CAPE CANAVERAL, Florida－The International Space Station bid adieu on Tuesday to 12 bottles of French Bordeaux wine and hundreds of snippets of grapevines which spent a year orbiting the world in the name of science.
SpaceX’s Dragon cargo capsule undocked from the station with the wine and vines along with thousands of kilograms of gear and research, including mice.
It was expected to splash down on Wednesday in the Gulf of Mexico off the coast of Tampa. The Atlantic had been targeted, but poor weather shifted the arrival to the other coast of Florida. SpaceX’s supply ships previously parachuted into the Pacific.
The carefully packed wine－each bottle nestled inside a steel cylinder to prevent breakage－remained corked aboard the orbiting lab. Space Cargo Unlimited, a Luxembourg startup behind the experiments, wanted the wine to age an entire year in space.
None of the bottles will be opened until the end of February. That’s when the company will pop open a bottle or two for an out-of-this-world wine tasting in Bordeaux by some of France’s top connoisseurs and experts.
Months of chemical testing will follow. Researchers are eager to see how space altered the sedimentation and bubbles of the wine.

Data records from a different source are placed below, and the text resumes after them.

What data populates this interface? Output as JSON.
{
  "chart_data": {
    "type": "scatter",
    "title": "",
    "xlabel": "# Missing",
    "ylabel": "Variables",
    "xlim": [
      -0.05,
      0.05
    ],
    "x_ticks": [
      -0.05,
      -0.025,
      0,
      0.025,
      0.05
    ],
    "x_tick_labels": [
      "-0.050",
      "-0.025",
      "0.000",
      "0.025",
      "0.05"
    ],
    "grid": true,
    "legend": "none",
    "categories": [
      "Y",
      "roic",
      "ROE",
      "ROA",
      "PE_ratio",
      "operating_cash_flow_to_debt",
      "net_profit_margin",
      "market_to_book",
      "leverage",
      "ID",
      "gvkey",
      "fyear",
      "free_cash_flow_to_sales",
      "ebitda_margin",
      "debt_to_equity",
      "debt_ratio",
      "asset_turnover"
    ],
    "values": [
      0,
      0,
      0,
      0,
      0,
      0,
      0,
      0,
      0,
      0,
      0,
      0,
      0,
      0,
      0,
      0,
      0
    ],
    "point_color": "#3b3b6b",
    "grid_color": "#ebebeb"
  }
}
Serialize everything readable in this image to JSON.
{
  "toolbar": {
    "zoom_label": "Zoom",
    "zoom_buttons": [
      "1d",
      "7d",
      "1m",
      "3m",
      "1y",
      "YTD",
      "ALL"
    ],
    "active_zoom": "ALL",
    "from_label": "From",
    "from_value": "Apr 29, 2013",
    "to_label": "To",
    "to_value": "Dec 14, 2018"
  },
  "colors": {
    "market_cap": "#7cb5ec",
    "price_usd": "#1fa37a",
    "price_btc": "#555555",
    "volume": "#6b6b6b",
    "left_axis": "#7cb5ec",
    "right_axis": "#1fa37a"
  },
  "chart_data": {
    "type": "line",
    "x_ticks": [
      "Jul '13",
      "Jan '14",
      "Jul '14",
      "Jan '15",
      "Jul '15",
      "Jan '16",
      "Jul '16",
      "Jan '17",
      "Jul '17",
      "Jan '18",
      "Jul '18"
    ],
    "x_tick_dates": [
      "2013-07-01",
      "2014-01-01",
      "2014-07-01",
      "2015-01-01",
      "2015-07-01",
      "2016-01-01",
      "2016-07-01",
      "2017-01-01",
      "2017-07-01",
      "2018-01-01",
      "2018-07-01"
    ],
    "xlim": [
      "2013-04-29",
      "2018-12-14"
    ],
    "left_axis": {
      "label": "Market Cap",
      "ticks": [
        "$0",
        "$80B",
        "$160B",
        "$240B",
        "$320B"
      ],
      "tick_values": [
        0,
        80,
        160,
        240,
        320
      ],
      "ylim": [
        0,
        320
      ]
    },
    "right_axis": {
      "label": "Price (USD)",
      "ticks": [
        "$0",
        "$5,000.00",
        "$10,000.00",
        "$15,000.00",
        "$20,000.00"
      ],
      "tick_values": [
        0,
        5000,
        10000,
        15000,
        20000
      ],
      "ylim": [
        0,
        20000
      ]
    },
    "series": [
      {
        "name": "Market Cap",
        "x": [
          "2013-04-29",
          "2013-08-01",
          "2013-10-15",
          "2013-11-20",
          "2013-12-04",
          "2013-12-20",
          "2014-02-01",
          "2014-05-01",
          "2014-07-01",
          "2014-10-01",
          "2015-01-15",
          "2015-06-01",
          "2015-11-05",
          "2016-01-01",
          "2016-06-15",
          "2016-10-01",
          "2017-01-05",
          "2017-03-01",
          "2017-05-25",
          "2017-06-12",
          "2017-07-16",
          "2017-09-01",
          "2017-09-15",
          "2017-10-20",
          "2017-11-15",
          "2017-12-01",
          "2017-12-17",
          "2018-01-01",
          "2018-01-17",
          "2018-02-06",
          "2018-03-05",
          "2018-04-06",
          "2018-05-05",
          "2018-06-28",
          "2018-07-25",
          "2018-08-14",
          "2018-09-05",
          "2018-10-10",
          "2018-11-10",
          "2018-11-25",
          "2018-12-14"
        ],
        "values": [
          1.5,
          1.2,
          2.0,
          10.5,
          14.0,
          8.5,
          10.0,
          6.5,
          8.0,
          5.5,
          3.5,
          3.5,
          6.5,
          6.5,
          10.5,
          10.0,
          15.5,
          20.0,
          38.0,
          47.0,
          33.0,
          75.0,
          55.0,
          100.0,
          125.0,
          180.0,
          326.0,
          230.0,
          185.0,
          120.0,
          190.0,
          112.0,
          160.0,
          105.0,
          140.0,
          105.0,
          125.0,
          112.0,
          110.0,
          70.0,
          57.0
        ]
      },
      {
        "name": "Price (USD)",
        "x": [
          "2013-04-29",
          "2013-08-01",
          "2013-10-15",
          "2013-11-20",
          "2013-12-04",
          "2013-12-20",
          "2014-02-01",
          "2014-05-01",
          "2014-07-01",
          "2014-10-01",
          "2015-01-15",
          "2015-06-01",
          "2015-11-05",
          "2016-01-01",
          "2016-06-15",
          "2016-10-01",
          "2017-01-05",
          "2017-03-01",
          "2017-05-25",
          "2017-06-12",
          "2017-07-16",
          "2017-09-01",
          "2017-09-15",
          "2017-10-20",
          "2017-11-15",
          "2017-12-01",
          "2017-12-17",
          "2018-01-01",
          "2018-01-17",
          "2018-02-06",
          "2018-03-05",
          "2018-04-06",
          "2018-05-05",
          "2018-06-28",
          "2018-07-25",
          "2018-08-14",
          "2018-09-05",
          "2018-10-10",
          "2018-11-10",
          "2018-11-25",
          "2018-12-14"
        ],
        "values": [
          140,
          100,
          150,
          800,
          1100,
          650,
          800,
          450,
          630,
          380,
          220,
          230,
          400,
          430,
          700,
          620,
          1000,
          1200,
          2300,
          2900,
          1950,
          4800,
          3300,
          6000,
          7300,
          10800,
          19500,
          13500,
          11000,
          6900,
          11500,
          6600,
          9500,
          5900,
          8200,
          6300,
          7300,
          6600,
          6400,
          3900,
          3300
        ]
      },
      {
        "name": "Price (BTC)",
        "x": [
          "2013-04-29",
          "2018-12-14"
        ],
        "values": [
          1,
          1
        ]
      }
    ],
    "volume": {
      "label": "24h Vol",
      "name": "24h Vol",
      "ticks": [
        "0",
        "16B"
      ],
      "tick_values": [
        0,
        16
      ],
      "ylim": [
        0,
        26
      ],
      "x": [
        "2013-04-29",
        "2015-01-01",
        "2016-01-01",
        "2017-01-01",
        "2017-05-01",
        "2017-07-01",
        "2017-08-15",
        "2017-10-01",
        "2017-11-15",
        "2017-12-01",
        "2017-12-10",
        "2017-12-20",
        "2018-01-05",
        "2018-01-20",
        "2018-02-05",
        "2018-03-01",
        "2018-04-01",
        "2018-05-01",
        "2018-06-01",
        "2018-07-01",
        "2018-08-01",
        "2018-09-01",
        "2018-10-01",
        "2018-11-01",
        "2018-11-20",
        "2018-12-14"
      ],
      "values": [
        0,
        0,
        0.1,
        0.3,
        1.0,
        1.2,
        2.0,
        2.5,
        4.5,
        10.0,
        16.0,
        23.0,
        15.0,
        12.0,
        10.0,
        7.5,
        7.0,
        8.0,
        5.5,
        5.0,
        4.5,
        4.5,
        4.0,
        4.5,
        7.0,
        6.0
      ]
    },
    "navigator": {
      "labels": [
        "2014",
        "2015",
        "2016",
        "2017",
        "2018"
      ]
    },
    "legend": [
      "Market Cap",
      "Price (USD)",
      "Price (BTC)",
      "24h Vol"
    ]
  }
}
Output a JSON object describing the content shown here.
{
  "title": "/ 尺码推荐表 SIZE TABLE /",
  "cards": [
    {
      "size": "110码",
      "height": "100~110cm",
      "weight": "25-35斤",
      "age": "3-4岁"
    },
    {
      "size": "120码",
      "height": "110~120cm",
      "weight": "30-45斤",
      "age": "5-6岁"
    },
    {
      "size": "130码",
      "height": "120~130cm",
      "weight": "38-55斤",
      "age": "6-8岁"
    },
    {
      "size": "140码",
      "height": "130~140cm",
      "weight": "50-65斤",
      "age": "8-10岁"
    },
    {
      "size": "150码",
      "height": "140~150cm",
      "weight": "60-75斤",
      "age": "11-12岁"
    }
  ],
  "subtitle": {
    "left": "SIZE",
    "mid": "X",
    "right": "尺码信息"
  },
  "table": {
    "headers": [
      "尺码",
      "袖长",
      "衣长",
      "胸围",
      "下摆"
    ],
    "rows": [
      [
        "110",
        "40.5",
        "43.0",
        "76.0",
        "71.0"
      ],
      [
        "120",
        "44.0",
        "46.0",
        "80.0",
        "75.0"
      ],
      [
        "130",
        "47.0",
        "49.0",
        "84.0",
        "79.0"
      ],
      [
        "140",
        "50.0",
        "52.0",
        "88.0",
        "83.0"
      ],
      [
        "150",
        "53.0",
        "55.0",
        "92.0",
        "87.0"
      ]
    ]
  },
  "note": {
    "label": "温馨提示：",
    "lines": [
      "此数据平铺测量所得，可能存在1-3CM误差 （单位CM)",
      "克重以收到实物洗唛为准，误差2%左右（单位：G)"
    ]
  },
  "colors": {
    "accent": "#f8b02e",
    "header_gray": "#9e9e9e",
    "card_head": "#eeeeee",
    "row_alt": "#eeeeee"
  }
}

Agricultural science is the primary objective, stresses Nicolas Gaume, the company’s CEO and co-founder. He admits though it will be fun to sample the wine. Gaume will be among the lucky few taking a sip.
“Our goal is to tackle the solution of how we’re going to have an agriculture tomorrow that is both organic and healthy and able to feed humanity, and we think space has the key,” Gaume said from Bordeaux.
With climate change, Gaume said agricultural products like grapes will need to adapt to harsher conditions. Through a series of space experiments, Space Cargo Unlimited hopes to take what’s learned by stressing the plants in weightlessness and turn that into more robust and resilient plants on Earth.
There’s another benefit. Gaume expects future explorers to the moon and Mars will want to enjoy some of Earth’s pleasures.
The wine hitched a ride to the space station in November 2019 aboard a Northrop Grumman supply ship. The 320 Merlot and Cabernet Sauvignon vine snippets were launched by SpaceX last March.